3.3 Six patients with VUS variants

In addition to P/LP variants, six patients (P28-P33) had VUS variants (Table 1, Table 2). P28 had one VUS in gene PLCG2 associated with autosomal dominant autoinflammation disease (MIM# 614878), and the patient presented interstitial pneumonitis, impaired B cell memory cells, and recurrent infection. P29 had one VUS in gene PHOX2B related to autosomal dominant central hypoventilation syndrome (MIM# 209880) and he presented idiopathic respiratory distress syndrome, alveolar hypoventilation, and shallow breathing. The patient also had one VUS in DSP related to autosomal dominant arrhythmogenic right ventricular dysplasia 8 (MIM# 607450), dilated cardiomyopathy (MIM# 615821), and keratosis palmoplantaris striata II (MIM# 621908), and he presented congenital heart defects. P30 had one VUS in gene PARN related to autosomal dominant pulmonary fibrosis and/or bone marrow failure (MIM# 616371). She manifested pulmonary fibrosis, immunodeficiency, and anemia. P31 had one VUS in gene MYH6 related to the atrial septal defect (MIM# 614089), autosomal dominant dilated cardiomyopathy (MIM# 613252), and hypertrophic cardiomyopathy (MIM# 613251). The patient presented ventricular septal defect and patent foramen ovale. P32 had one VUS in gene VCP related to autosomal dominant inclusion body myopathy with early-onset Paget disease and frontotemporal dementia (MIM# 167320). The patient presented muscle weakness, dysphagia, dyspnea, and motor neuron dysfunction. He also had one VUS in SCN5A. P33 had compound heterozygous variants in gene ABCC2, and one is likely pathogenic and the other is VUS. ABCC2 is related to autosomal recessive Dubin–Johnson syndrome. The patient manifested cholestasis, jaundice, and conjugated hyperbilirubinemia. These VUS-associated genes can primarily explain the phenotypes of five patients (P28, P29, P31–P33). As the lack of the DNA samples of their parents, whether these variants were de novo could not be determined. Their pathogenicity needs to be further investigated.

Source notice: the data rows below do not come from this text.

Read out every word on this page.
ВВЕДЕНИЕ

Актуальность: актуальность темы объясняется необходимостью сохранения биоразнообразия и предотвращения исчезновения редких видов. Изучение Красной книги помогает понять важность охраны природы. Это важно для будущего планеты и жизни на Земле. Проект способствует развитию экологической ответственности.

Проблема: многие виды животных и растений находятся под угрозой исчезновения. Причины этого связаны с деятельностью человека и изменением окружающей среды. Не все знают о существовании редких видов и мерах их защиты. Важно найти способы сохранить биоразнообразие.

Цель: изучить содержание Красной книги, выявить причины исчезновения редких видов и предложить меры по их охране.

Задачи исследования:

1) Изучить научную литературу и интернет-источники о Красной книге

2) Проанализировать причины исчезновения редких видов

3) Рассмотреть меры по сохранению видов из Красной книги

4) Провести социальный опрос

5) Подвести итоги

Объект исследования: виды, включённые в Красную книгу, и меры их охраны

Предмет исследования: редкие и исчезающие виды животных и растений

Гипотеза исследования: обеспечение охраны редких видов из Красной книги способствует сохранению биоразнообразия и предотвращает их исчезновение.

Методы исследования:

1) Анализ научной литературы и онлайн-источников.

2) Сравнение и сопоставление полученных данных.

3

3.4 Phenotype characteristics of patients with genetic findings

Of the 33 patients with genetic findings, 24 (72.7%) patients died, and nine (27.3%) survived (Figure 1). Of the 27 patients who received a genetic diagnosis with P/LP variants, the genotypes explained the primary clinical phenotypes of 26 patients (78.8%, 26/33). In which, 13 (50%, 13/26) patients were complicated by severe infection and 10 were deceased. Only P14 and P15 with ACAT1 gene variants and P8 with CNV were surviving. Six patients (P2, P3, P10, P11, P22, P24) had phenotypes apart from the related phenotypes of the identified genetic diseases (Table 1). For example, P2 had an inguinal hernia and hydrocele testis, in addition to interstitial lung and liver disease caused by compound heterozygous mutation in the MARS1 gene.

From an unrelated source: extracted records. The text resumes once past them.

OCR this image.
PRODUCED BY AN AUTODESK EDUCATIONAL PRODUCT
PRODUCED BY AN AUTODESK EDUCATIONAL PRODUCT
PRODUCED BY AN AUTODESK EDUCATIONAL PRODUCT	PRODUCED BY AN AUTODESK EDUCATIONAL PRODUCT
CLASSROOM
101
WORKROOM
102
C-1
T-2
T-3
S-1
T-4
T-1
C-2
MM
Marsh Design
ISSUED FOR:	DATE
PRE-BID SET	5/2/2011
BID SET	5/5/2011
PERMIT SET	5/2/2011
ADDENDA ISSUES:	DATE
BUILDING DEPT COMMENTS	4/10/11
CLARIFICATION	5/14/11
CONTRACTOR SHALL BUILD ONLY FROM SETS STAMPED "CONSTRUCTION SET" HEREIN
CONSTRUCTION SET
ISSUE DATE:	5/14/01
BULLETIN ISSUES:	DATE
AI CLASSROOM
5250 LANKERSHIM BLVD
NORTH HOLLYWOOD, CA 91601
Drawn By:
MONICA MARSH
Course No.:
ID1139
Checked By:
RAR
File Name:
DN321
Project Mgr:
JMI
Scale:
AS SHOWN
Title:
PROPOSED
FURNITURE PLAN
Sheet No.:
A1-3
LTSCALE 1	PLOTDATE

In the six patients (P4, P7, P12, P25, P26, P27) who received a genetic diagnosis, their phenotypes could be partially explained by the identified genotypes. They all had severe infections. P4, P12, P25, and P27 had additional features apart from the identified genetic diseases. P4, P7, and P26 were deceased finally. In the six patients with VUS findings, only P31 was surviving with MYH6 variant accompanied pneumonia. Others died complicated by severe infection.

Overall, near half of the 27 patients with a genetic diagnosis had respiratory defects (44.4%) or severe pneumonia (48.1%) (Table S1). Nineteen patients (70.4%) had severe infections and 13 of them died (68.4%) (Table S4). Ten patients have phenotypes unexplained by the identified genotypes. Nineteen patients died finally.